PETA Suggests Oscar Mayer Could Re-name Iconic Wienermobile a ‘NotDogmobile’ to Promote Plant-based Hot Dogs
How much would you ask to sell your soul? How about the price of a new catalytic converter?
The deal was posed to the top officer of the Oscar Mayer company by Ingrid Newkirk, president of the activist nonprofit People for the Ethical Treatment of Animals, or, PETA, after news hit the wires that that meat company’s iconic Wienermoblie had its catalytic converter removed and stolen during a publicity visit to Las Vegas.
In a letter she sent to Carlos Abrams-Rivera, executive vice president for Oscar Mayer and president of The Kraft Heinz Company – North America Zone, Newkirk offered for PETA to cover the cost of a replacement catalytic converter and vehicle maintenance for a year — if Oscar Mayer, established in 1883, converts its hot-dog-on-wheels to a vegan hot dog mobile. As it turns out, the wiener manufacturer is reportedly in the process of developing vegan hot dogs.
Newkirk suggested in her appeal the Wienermobile could be re-dubbed a NotDogmobile or “something similar.”
Newkirk explained her recommendation addresses the fact that worldwide demand for vegan hot dogs is rising, as the global market for plant-based hot dogs grew by 20 percent in 2022 and is projected to reach an overall market value of $1.99 billion by 2032.
“Since Americans’ appetite for cruelty-free foods is only growing, we hope you’ll relish this opportunity to ketchup with the trend by having at least one veggie dog mobile,” she wrote.

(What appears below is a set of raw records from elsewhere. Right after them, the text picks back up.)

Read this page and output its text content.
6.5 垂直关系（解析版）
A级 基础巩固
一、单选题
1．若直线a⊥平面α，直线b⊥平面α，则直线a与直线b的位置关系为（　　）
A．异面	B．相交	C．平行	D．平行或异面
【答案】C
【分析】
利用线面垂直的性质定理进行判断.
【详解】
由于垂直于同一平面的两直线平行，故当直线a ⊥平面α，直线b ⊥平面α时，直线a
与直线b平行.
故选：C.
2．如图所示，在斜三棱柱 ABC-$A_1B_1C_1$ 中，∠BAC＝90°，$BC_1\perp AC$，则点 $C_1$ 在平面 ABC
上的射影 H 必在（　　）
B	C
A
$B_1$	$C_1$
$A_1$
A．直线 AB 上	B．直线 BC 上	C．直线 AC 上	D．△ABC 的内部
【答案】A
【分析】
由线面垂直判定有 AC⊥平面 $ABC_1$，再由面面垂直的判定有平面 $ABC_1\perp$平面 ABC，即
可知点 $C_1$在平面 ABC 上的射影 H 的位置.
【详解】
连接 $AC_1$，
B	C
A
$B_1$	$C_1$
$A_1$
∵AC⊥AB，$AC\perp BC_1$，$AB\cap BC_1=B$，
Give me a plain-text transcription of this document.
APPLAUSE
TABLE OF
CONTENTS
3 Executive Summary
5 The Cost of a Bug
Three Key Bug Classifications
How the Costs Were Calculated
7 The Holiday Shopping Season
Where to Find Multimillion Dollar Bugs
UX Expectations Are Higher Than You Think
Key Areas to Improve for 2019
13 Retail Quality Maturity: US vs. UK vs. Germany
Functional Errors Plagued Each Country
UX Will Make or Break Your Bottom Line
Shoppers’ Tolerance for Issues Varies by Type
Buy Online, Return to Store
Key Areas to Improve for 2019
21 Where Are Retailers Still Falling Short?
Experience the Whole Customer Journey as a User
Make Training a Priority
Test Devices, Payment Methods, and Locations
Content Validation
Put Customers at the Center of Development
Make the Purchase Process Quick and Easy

Newkirk’s letter listed potential health risks associated with eating hot dogs and cited a report issued by the World Health Organization that concluded eating processed meat represents the same cancer risk as smoking tobacco.
“Instead of slinging cancer-causing processed meat made from cows’ livers and pigs’ snouts, the Oscar Mayer NotDogMobile would dish up the delicious veggie dogs that today’s diners want,” Newkirk said. “PETA would relish the opportunity to help Oscar Mayer ketchup with the booming vegan food market.”
Data supplied by PETA suggests 79 percent of “Gen Zers,” those born between 1997 and 2012, don’t eat meat at least one day a week, while 65 percent have sought to overall follow a more plant-based diet.
Newkirk stated another “excellent reason” to consider at least one veggie dog mobile is that the lives of more animals would be spared by promoting “tasty vegan dogs,” which would earn Oscar Mayer a spot in “all compassionate hearts.
Pigs, cows, and other animals commonly used for hot dogs “are intelligent, sensitive individuals who feel pain and form strong bonds with others,” Newkirk continued.
She wrapped-up her letter by stating the ultimate goal is for everyone in the consuming public to recognize they now have various food options if they want to pursue a vegan diet – whether for ethical, environmental, health, religious or other reasons.
The Wienermobile that was victimized in Las Vegas is one of a fleet of six that have traveled across America for promotional events since Carl D. Mayer, the nephew of company founder Oscar Mayer (yes, there really was an Oscar Mayer) pitched his uncle on the idea a roving hot dog on wheels for publicity. The very first Wienermobile hit the pavement in 1936.
Abrams-Rivera, Kraft Heinz nor Oscar Mayer have responded yet to Newkirk’s offer — still apparently chewing everything over.